An article on social media in the Financial Times yesterday intrigued me for a number of reasons, mostly because of the focus on marketing ROI and attaching a specific dollar value to marketing spending on social media. It’s as if we have been able to accurately calculate ROI for years…. Was it the television commercial, the print campaign, or the recommendation from a Facebook friend that really drove the sale? And does the customer even know?
Now don’t get me wrong, it’s certainly possible to approximate ROI for a pay per click campaign for an online business, but once we move beyond the basic click though to a shopping cart, things can get pretty muddy. Whenever your social media program is part of a larger strategic initiative, tracing specific sales can get very murky.
Here’s an example.
Oslo Fashions has been active in social media for a while. They have a blog where they publish twice a week, a strong following on Facebook, and have recently decided to run a GroupOn offer. Isabelle Hunter gets the GroupOn in her inbox, clicks on the offer and begins to check out Oslo Fashions. She ends up reading their “about us” page and checks out their Facebook page, as well as a few blog posts. She likes the image of the Facebook page and it’s content. She ultimately decides to “like” the page, and also subscribes to the blog. She even asks a few Facebook friends what they think of Oslo, and they give it the “thumbs up”. Ultimately, based on all the information Isabelle has gathered, she decides to make a purchase, even though the prices are a little bit higher than she is used to paying.

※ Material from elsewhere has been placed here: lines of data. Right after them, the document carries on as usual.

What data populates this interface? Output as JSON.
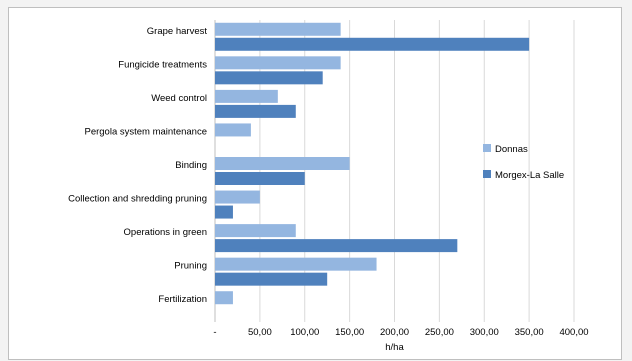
{
  "chart_data": {
    "type": "bar",
    "orientation": "horizontal",
    "categories": [
      "Grape harvest",
      "Fungicide treatments",
      "Weed control",
      "Pergola system maintenance",
      "Binding",
      "Collection and shredding pruning",
      "Operations in green",
      "Pruning",
      "Fertilization"
    ],
    "series": [
      {
        "name": "Donnas",
        "color": "#94b6e0",
        "values": [
          140,
          140,
          70,
          40,
          150,
          50,
          90,
          180,
          20
        ]
      },
      {
        "name": "Morgex-La Salle",
        "color": "#4f81bd",
        "values": [
          350,
          120,
          90,
          null,
          100,
          20,
          270,
          125,
          null
        ]
      }
    ],
    "xlabel": "h/ha",
    "ylabel": "",
    "xlim": [
      0,
      400
    ],
    "x_ticks": [
      "-",
      "50,00",
      "100,00",
      "150,00",
      "200,00",
      "250,00",
      "300,00",
      "350,00",
      "400,00"
    ],
    "grid": true,
    "legend_position": "right"
  }
}
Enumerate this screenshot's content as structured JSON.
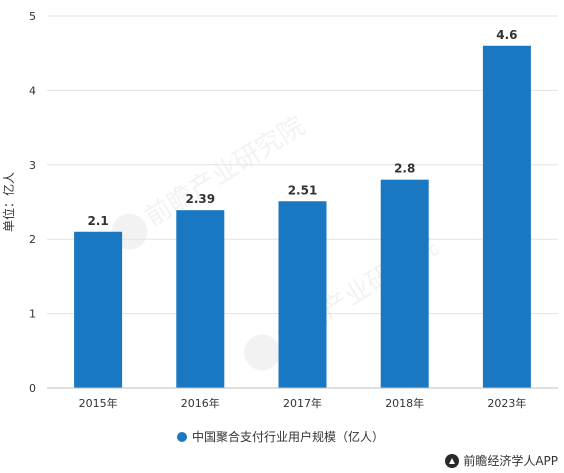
{
  "chart_data": {
    "type": "bar",
    "categories": [
      "2015年",
      "2016年",
      "2017年",
      "2018年",
      "2023年"
    ],
    "series": [
      {
        "name": "中国聚合支付行业用户规模（亿人）",
        "values": [
          2.1,
          2.39,
          2.51,
          2.8,
          4.6
        ]
      }
    ],
    "data_labels": [
      "2.1",
      "2.39",
      "2.51",
      "2.8",
      "4.6"
    ],
    "ylabel": "单位：亿人",
    "xlabel": "",
    "ylim": [
      0,
      5
    ],
    "yticks": [
      0,
      1,
      2,
      3,
      4,
      5
    ],
    "grid": true,
    "legend_position": "bottom",
    "bar_color": "#1a78c2"
  },
  "watermark": {
    "text": "前瞻产业研究院"
  },
  "footer": {
    "credit": "前瞻经济学人APP"
  }
}
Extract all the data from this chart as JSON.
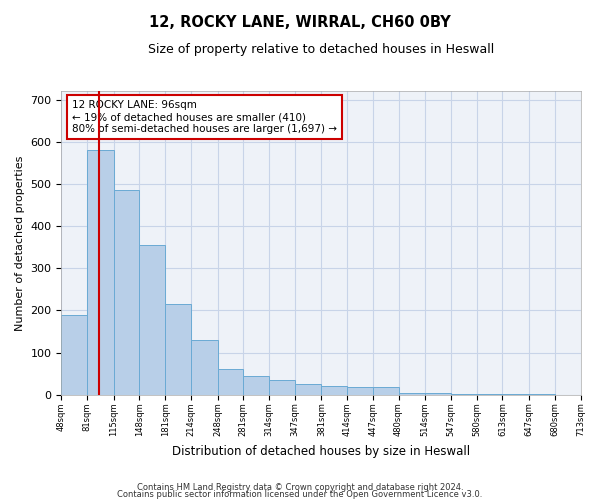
{
  "title": "12, ROCKY LANE, WIRRAL, CH60 0BY",
  "subtitle": "Size of property relative to detached houses in Heswall",
  "xlabel": "Distribution of detached houses by size in Heswall",
  "ylabel": "Number of detached properties",
  "footnote1": "Contains HM Land Registry data © Crown copyright and database right 2024.",
  "footnote2": "Contains public sector information licensed under the Open Government Licence v3.0.",
  "annotation_title": "12 ROCKY LANE: 96sqm",
  "annotation_line1": "← 19% of detached houses are smaller (410)",
  "annotation_line2": "80% of semi-detached houses are larger (1,697) →",
  "property_size_sqm": 96,
  "bin_edges": [
    48,
    81,
    115,
    148,
    181,
    214,
    248,
    281,
    314,
    347,
    381,
    414,
    447,
    480,
    514,
    547,
    580,
    613,
    647,
    680,
    713
  ],
  "bin_counts": [
    190,
    580,
    485,
    355,
    215,
    130,
    60,
    45,
    35,
    25,
    20,
    18,
    18,
    5,
    3,
    2,
    1,
    1,
    1,
    0
  ],
  "bar_color": "#b8cfe8",
  "bar_edge_color": "#6aaad4",
  "vline_color": "#cc0000",
  "annotation_box_facecolor": "#ffffff",
  "annotation_box_edgecolor": "#cc0000",
  "grid_color": "#c8d4e8",
  "bg_color": "#eef2f8",
  "ylim": [
    0,
    720
  ],
  "yticks": [
    0,
    100,
    200,
    300,
    400,
    500,
    600,
    700
  ]
}
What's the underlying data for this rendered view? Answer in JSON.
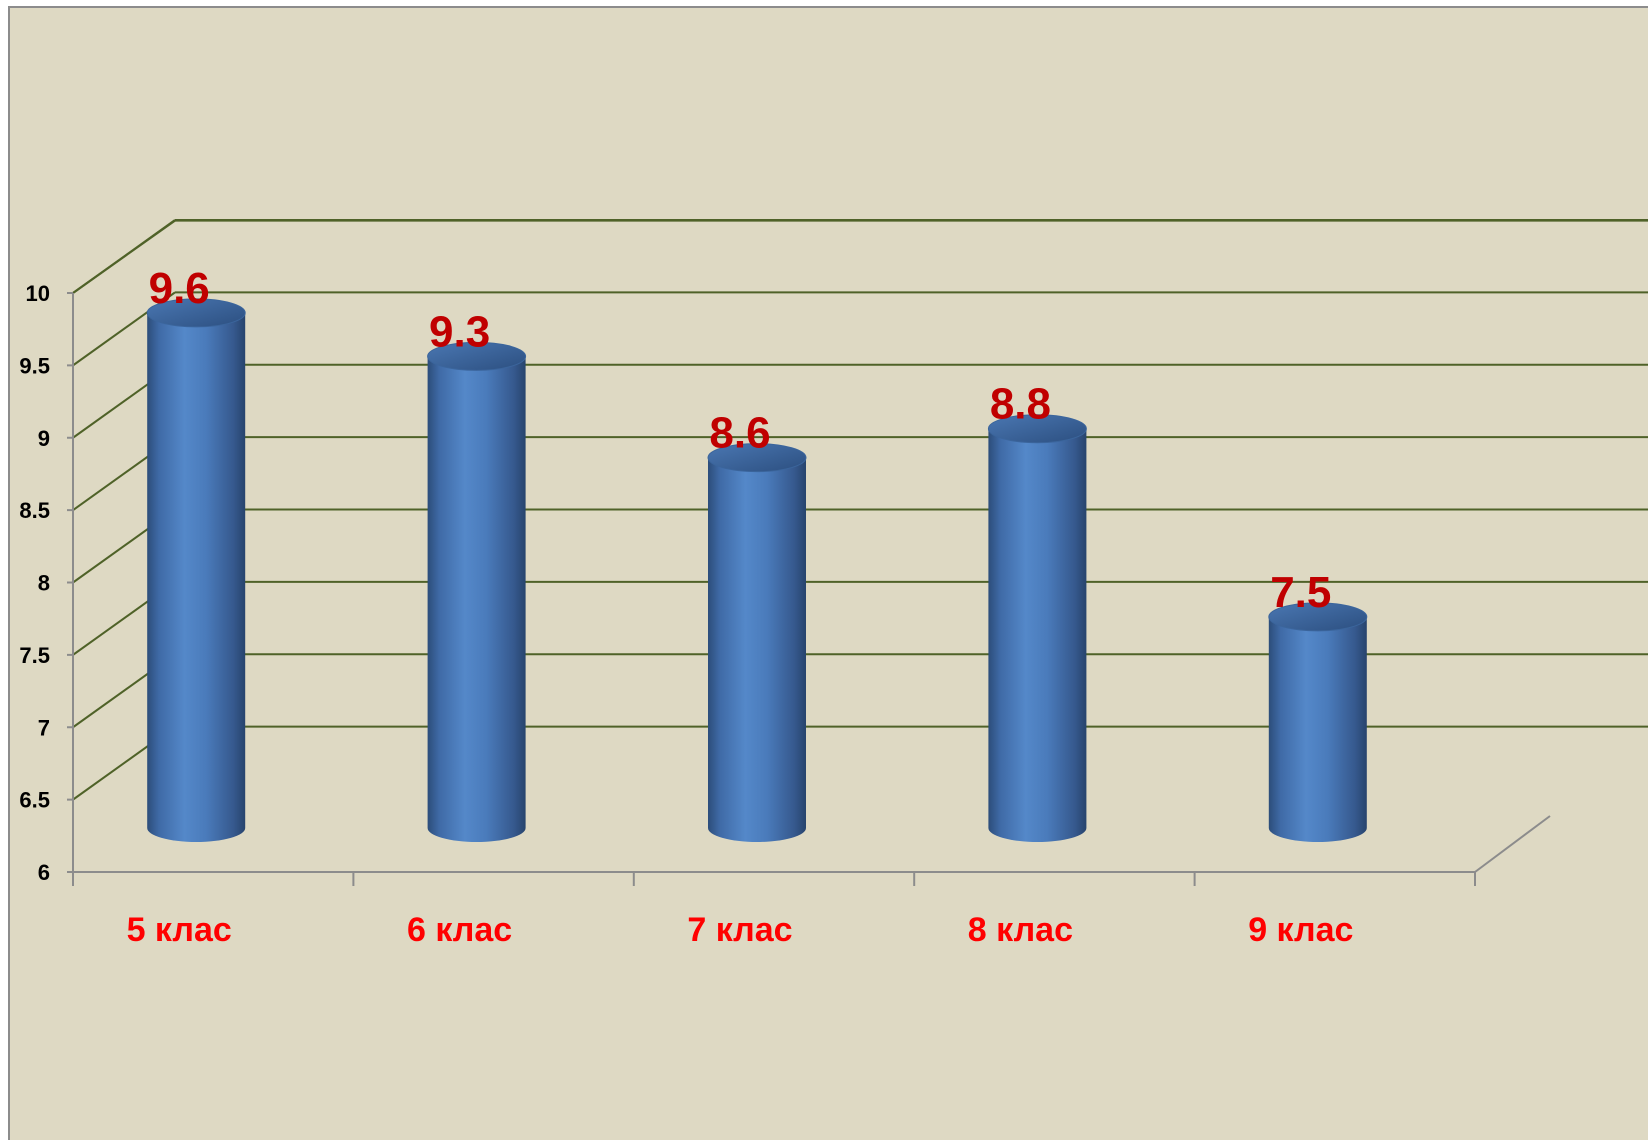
{
  "chart_data": {
    "type": "bar",
    "style": "3d-cylinder",
    "categories": [
      "5 клас",
      "6 клас",
      "7 клас",
      "8 клас",
      "9 клас"
    ],
    "series": [
      {
        "values": [
          9.6,
          9.3,
          8.6,
          8.8,
          7.5
        ]
      }
    ],
    "data_labels": [
      "9.6",
      "9.3",
      "8.6",
      "8.8",
      "7.5"
    ],
    "yticks": [
      "6",
      "6.5",
      "7",
      "7.5",
      "8",
      "8.5",
      "9",
      "9.5",
      "10"
    ],
    "ylim": [
      6,
      10
    ],
    "title": "",
    "xlabel": "",
    "ylabel": "",
    "grid": true,
    "legend": "none",
    "colors": {
      "background": "#ded9c3",
      "bar": "#4f81bd",
      "gridline": "#4f6228",
      "axis": "#8c8c8c",
      "category_label": "#ff0000",
      "data_label": "#c00000"
    }
  }
}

In this instance, most likely, anyone doing an analysis would chalk up the revenue to the GroupOn offer. However, if it wasn’t for the content on the blog and Facebook pages as well as the recommendations from Isabelle’s friends, Isabelle says she would never have made the decision to purchase. The problem is, Oslo Fashions will likely never know that the blog & Facebook activity were the ‘tipping agents‘ for Isabelle’s purchase — the marketing programs that actually closed the sale.
In reality, it’s often this way and has been for years. Welcome to the muddy world of marketing ROI. We sometimes think we are calculating ROI for a specific program that we call easily “measurable”. When in fact, if we have a multi-faceted marketing program, how do we really know which initiative closed the sale?
Many would say, well if it wasn’t for GroupOn, Isabelle would never have found Oslo. There’s a huge validity to that point if we are evaluating GroupOn as a lead generation tool. But if in fact we are evaluating the effectiveness of this marketing initiative as it pertains to customer acquisition, then a basic ROI analysis that only included GroupOn would fall short. What do you think?